We paid the bill and walked out into the cooling night. We got into the car and I rolled down my window and looked up at the stars. He began to talk. “So that’s Cal Sheffield’s daughter. God, she’s ten feet tall. I guess the Hughes boy is Burdette Hughes’s son. They’re rich as Croesus but that whole family’s looney. They send them up North to school. I used to wish they’d send me to a prep school. Now I’m glad they didn’t. It’s better to stay in the state and get to know everybody. Well, the night was okay, wasn’t it? I think you passed muster. You looked great in that suit.”
“She isn’t ten feet tall. She’s just tall.”
“What did you say?”
“Nothing. It doesn’t matter.” We drove along in silence. I felt bad. Everything was going wrong. The night had gone downhill.

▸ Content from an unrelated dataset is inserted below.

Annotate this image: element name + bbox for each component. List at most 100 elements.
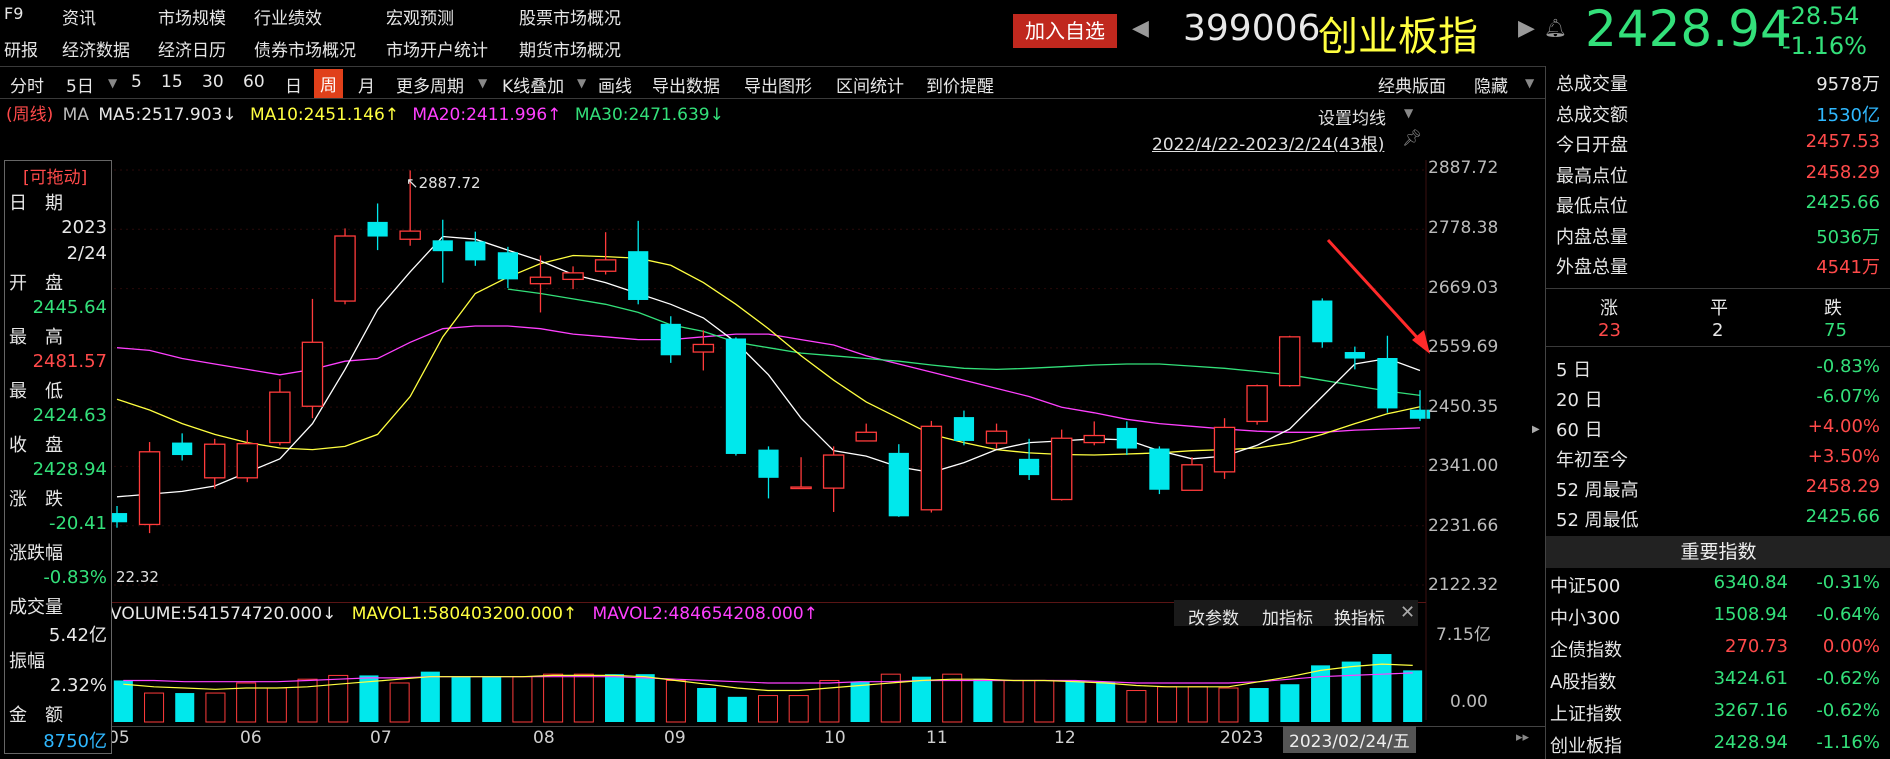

I could have stayed with Spooky and ordered sandwiches from the Sandwich Wagon. I could be lying in my bed reading a book or listening to “Moonglow with Martin.” Nothing was going right. My whole life was a flop.
“Yeah, I think the night was a success.” He turned from the highway onto a dirt road.
“Where are you going? Turn the radio on, will you? Can you get New Orleans? There’s a station I like to listen to.”
He stopped the car beside a pasture. He turned to me. “Come here,” he said. “Come over here to me.”
“I wish you’d turn the radio on. What time is it anyway, Stanley? I have to be back by twelve, you know that.”